AS a good Muslim, barrister Zia Chaudhry follows Islam and prays five times a day. But then he also checks his beloved Liverpool FC’s website five times a day too.
Zia, 44, who spent his formative years in Brierfield, is the author of a must-read book – Just Your Average Muslim – which calls for mutual understanding whilst putting into context some of the exhausted stereotypes.
But Zia would be the first to admit that he’s not your average Muslim – if indeed one exists. He’s more liberal, more confident and more dedicated to reform.

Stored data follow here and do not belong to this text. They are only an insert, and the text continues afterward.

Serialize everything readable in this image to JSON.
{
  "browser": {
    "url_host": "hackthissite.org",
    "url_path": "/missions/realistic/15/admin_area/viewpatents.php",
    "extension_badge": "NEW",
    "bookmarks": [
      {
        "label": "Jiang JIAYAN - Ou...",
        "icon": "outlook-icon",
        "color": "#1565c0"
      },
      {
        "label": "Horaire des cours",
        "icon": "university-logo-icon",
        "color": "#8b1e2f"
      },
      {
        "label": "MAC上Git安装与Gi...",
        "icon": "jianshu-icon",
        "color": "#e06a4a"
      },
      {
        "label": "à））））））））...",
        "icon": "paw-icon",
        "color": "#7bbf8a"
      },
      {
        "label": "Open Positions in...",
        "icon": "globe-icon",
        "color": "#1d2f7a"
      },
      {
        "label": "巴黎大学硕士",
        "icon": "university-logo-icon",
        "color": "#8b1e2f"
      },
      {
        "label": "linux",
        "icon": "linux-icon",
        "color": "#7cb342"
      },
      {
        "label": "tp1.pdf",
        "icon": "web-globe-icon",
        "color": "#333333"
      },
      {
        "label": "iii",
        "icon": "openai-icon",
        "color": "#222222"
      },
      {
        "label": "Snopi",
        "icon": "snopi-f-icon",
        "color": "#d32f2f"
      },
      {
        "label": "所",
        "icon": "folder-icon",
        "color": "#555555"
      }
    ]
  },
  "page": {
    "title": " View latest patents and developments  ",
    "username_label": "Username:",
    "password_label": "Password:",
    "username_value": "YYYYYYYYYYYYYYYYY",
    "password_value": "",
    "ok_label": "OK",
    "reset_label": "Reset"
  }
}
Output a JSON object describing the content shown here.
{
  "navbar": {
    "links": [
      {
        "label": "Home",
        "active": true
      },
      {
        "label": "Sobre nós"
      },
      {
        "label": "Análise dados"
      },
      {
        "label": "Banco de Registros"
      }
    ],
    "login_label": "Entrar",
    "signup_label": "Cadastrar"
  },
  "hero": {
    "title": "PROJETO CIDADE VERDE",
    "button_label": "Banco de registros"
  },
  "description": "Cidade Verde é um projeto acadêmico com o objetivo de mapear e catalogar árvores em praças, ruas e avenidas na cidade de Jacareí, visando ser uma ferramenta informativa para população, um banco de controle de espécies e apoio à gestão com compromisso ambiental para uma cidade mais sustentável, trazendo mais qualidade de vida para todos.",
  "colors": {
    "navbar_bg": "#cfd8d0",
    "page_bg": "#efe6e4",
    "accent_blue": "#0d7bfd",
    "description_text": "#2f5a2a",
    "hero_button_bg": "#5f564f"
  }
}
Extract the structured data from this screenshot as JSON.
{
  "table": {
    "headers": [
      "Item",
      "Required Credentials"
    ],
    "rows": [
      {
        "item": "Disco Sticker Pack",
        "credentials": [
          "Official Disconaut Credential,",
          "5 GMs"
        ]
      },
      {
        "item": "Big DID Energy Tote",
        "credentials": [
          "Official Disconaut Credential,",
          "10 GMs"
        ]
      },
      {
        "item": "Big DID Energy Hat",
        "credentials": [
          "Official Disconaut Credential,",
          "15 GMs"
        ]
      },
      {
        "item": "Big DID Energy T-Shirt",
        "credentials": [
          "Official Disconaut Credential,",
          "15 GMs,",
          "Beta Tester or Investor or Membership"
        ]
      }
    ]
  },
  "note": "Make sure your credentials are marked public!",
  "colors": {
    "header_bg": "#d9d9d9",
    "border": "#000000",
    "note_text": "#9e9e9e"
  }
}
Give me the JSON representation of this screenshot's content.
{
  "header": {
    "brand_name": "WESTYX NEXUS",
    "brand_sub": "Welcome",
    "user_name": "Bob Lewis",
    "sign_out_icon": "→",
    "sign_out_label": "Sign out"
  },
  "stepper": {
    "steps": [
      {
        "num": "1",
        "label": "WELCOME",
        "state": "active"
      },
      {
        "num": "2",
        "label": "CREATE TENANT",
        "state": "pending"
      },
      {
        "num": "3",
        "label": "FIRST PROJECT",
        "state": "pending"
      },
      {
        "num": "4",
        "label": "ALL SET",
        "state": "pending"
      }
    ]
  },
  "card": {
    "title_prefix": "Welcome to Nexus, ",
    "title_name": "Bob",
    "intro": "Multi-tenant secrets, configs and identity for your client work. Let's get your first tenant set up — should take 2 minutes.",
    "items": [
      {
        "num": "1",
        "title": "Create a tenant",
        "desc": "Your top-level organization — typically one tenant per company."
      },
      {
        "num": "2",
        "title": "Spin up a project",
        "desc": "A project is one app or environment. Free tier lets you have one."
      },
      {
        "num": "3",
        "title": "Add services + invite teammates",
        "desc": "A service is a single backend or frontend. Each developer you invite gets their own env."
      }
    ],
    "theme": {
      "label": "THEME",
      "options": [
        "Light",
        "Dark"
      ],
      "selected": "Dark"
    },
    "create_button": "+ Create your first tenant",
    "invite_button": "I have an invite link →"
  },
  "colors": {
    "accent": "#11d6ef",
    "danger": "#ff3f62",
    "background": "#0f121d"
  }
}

Unlike many, he doesn’t feel “under siege” or victimised in this post-9/11 society in which the mere mention of a burkha can ignite racial resentment.
The book is a personal attempt to put Islam into context in a modern society, providing fascinating insights into history that a British-born Muslim will never learn in school.
It also exposes some of the myths – honour killings, forced marriages, niqab-wearing and female genital mutilation are not supported by the Koran. Quite the opposite.
Says Zia: “Muslims and Islam are never out of the news. I was very lucky. My dad was very balanced and educated so growing up for me as a Muslim was relatively easy. But it may not be so easy for my children which is one of the reasons I wrote the book.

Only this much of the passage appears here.